Central banks for the world’s biggest economies have served notice that they will keep interest rates as high as needed to tame inflation, even as two years of unprecedented global policy tightening reaches a peak.

The so-called “higher for longer” mantra is now the official stance of the U.S. Federal Reserve, European Central Bank and the Bank of England, as well as being echoed by monetary policy-makers from Oslo to Tapei.

For central bankers first chastised for being late to spot the post-pandemic surge in inflation and then cautioned for overdoing their response, the prize of returning the global economy to stable prices without recession is now within sight.

Their task is to convince financial markets not to undo their work with bets on early rate cuts, and to watch for new risks such as rising oil prices – while hoping governments help with budgets that do not further fuel inflation.

“We will need to keep interest rates high enough for long enough to ensure that we get the job done,” Bank of England Governor Andrew Bailey said on Thursday after policymakers narrowly decided to hold its main interest rate at 5.25%.

U.S. Federal Reserve policymakers had a similar message on Wednesday. They held the Fed’s benchmark rate at 5.25%-5.50% but stressed they would remain tough in an inflation fight they now see lasting into 2026.

In Europe, ECB President Christine Lagarde was adamant last week that further hikes for the 20-country euro zone could not be ruled out. The central banks of Norway and Sweden both signalled on Thursday they could hike again, with even the Swiss National Bank holding out the prospect of further interest rate hikes despite inflation at a comfortable 1.6%.

Turkey’s central bank confirmed its hawkish turn while in Asia, Taiwan’s central bank flagged continued tight policy. The South African Reserve Bank held its key rate steady, but policymakers cited continued risks to the inflation outlook.

Significant outliers include the Bank of Japan, widely expected to stick to negative rates at a meeting ending Friday, and the People’s Bank of China, where recent better economic prospects allowed it to keep rates on hold on Thursday.

“TIPPING POINT”
Despite gradually cooling, inflation in most large economies remains well above the target 2% level which central bankers deem healthy. In August it stood at 3.7% in the United States and 5.2% in the euro zone.

Yet for all the tough rhetoric, investors remain sceptical that central banks will stay the course given doubts over the strength of the Chinese economy and geopolitical worries, from the Ukraine war to U.S.-Chinese rivalry.

“By this time next year, we anticipate that 21 out of the world’s 30 major central banks will be cutting interest rates,” Capital Economics wrote in a commentary entitled “A tipping point for global monetary policy”.

Either way, the prospect that global interest rates are pretty close to peak will be of huge relief to emerging economies suffering from heavy debt servicing loads.

With the United States and Europe both seen avoiding the outright recession once predicted, the enticing view of a “soft landing” for the global economy is coming back into sight, largely thanks to unusually buoyant labour markets.

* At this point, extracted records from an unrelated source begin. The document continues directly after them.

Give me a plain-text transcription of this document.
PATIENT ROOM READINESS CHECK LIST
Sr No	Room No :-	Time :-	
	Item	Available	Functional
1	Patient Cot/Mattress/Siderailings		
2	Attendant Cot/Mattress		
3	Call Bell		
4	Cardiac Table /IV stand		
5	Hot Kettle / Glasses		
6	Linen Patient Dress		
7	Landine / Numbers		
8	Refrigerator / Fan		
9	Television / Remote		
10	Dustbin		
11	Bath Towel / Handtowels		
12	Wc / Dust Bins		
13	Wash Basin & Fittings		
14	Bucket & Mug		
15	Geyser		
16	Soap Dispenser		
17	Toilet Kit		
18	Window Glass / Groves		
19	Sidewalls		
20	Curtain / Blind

Policymakers admit they have yet to agree on an explanation for this. Some suggest firms are anxious to avoid a repeat of the skills shortages they suffered when the global economy took off in 2021 after COVID lockdowns and so are “labour hoarding”.

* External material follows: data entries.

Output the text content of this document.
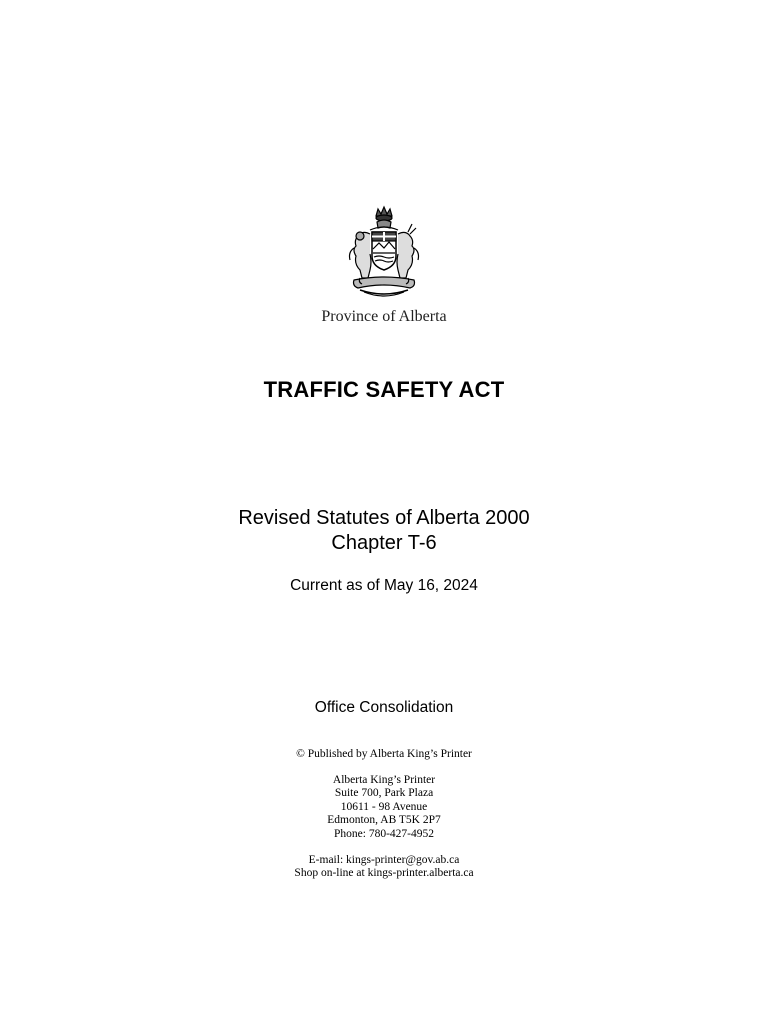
Province of Alberta
TRAFFIC SAFETY ACT
Revised Statutes of Alberta 2000
Chapter T-6
Current as of May 16, 2024
Office Consolidation
© Published by Alberta King’s Printer
Alberta King’s Printer
Suite 700, Park Plaza
10611 - 98 Avenue
Edmonton, AB T5K 2P7
Phone: 780-427-4952
E-mail: kings-printer@gov.ab.ca
Shop on-line at kings-printer.alberta.ca
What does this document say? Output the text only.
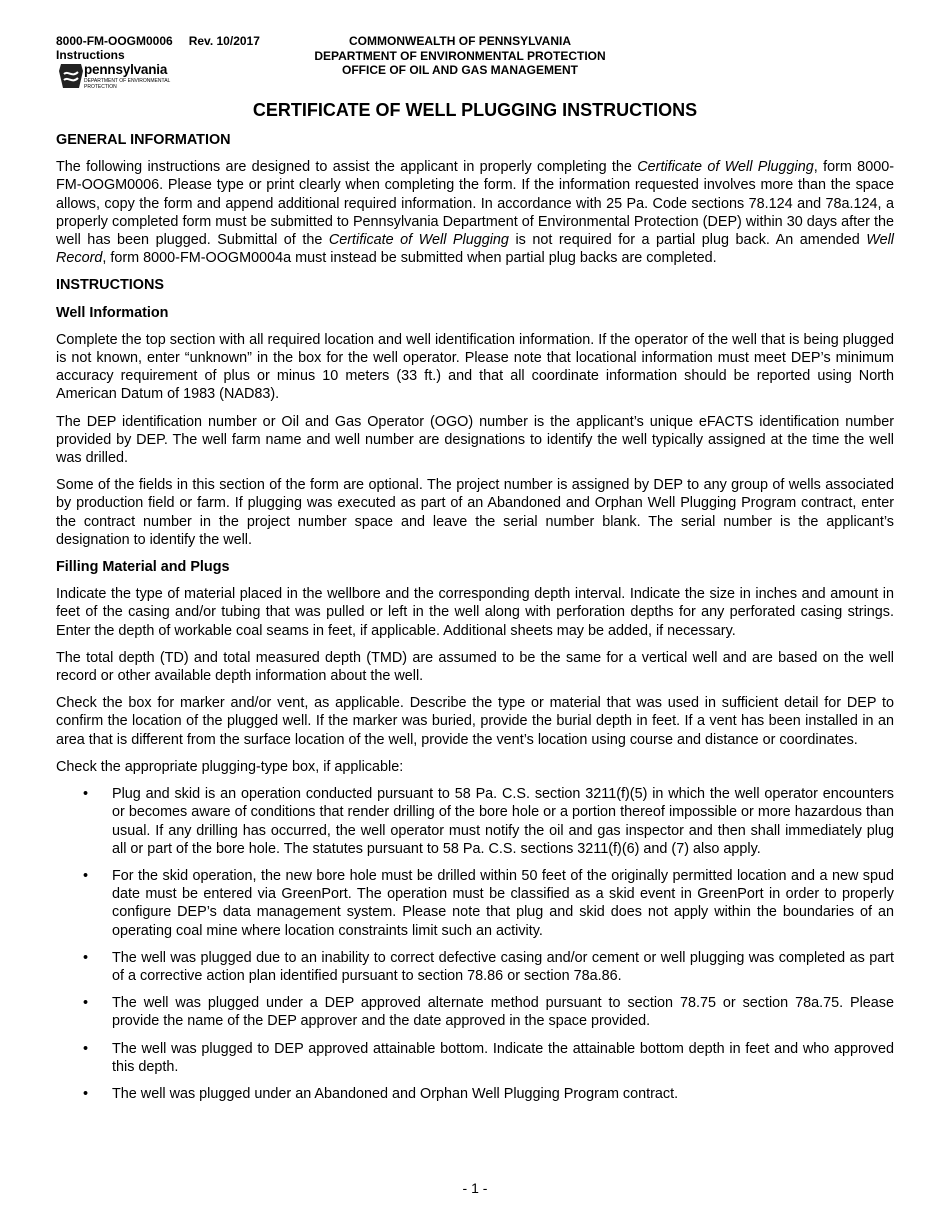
8000-FM-OOGM0006 Rev. 10/2017
Instructions
pennsylvania
DEPARTMENT OF ENVIRONMENTAL PROTECTION
COMMONWEALTH OF PENNSYLVANIA
DEPARTMENT OF ENVIRONMENTAL PROTECTION
OFFICE OF OIL AND GAS MANAGEMENT
CERTIFICATE OF WELL PLUGGING INSTRUCTIONS
GENERAL INFORMATION

The following instructions are designed to assist the applicant in properly completing the Certificate of Well Plugging, form 8000-FM-OOGM0006. Please type or print clearly when completing the form. If the information requested involves more than the space allows, copy the form and append additional required information. In accordance with 25 Pa. Code sections 78.124 and 78a.124, a properly completed form must be submitted to Pennsylvania Department of Environmental Protection (DEP) within 30 days after the well has been plugged. Submittal of the Certificate of Well Plugging is not required for a partial plug back. An amended Well Record, form 8000-FM-OOGM0004a must instead be submitted when partial plug backs are completed.

INSTRUCTIONS
Well Information

Complete the top section with all required location and well identification information. If the operator of the well that is being plugged is not known, enter “unknown” in the box for the well operator. Please note that locational information must meet DEP’s minimum accuracy requirement of plus or minus 10 meters (33 ft.) and that all coordinate information should be reported using North American Datum of 1983 (NAD83).

The DEP identification number or Oil and Gas Operator (OGO) number is the applicant’s unique eFACTS identification number provided by DEP. The well farm name and well number are designations to identify the well typically assigned at the time the well was drilled.

Some of the fields in this section of the form are optional. The project number is assigned by DEP to any group of wells associated by production field or farm. If plugging was executed as part of an Abandoned and Orphan Well Plugging Program contract, enter the contract number in the project number space and leave the serial number blank. The serial number is the applicant’s designation to identify the well.

Filling Material and Plugs

Indicate the type of material placed in the wellbore and the corresponding depth interval. Indicate the size in inches and amount in feet of the casing and/or tubing that was pulled or left in the well along with perforation depths for any perforated casing strings. Enter the depth of workable coal seams in feet, if applicable. Additional sheets may be added, if necessary.

The total depth (TD) and total measured depth (TMD) are assumed to be the same for a vertical well and are based on the well record or other available depth information about the well.

Check the box for marker and/or vent, as applicable. Describe the type or material that was used in sufficient detail for DEP to confirm the location of the plugged well. If the marker was buried, provide the burial depth in feet. If a vent has been installed in an area that is different from the surface location of the well, provide the vent’s location using course and distance or coordinates.

Check the appropriate plugging-type box, if applicable:

• Plug and skid is an operation conducted pursuant to 58 Pa. C.S. section 3211(f)(5) in which the well operator encounters or becomes aware of conditions that render drilling of the bore hole or a portion thereof impossible or more hazardous than usual. If any drilling has occurred, the well operator must notify the oil and gas inspector and then shall immediately plug all or part of the bore hole. The statutes pursuant to 58 Pa. C.S. sections 3211(f)(6) and (7) also apply.
• For the skid operation, the new bore hole must be drilled within 50 feet of the originally permitted location and a new spud date must be entered via GreenPort. The operation must be classified as a skid event in GreenPort in order to properly configure DEP’s data management system. Please note that plug and skid does not apply within the boundaries of an operating coal mine where location constraints limit such an activity.
• The well was plugged due to an inability to correct defective casing and/or cement or well plugging was completed as part of a corrective action plan identified pursuant to section 78.86 or section 78a.86.
• The well was plugged under a DEP approved alternate method pursuant to section 78.75 or section 78a.75. Please provide the name of the DEP approver and the date approved in the space provided.
• The well was plugged to DEP approved attainable bottom. Indicate the attainable bottom depth in feet and who approved this depth.
• The well was plugged under an Abandoned and Orphan Well Plugging Program contract.
- 1 -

That unsolved puzzle means opinions are divided as to what the real underlying strength of the global economy is, and whether it can take a sustained period of high interest rates without overall demand being badly damaged.

Some argue that this was why they detected, through all the tough talk, a non-committal tone to the Federal Reserve’s language on the likelihood of a further rate hike this year.

“(U.S. Fed chairman Jerome) Powell was non-committal and even faintly dovish about another 2023 hike, which is the actual here-and-now decision,” said Evercore ISI Vice Chairman Krishna Guha. “This is a Fed that sees an opening for a soft landing and will try not to blow it.”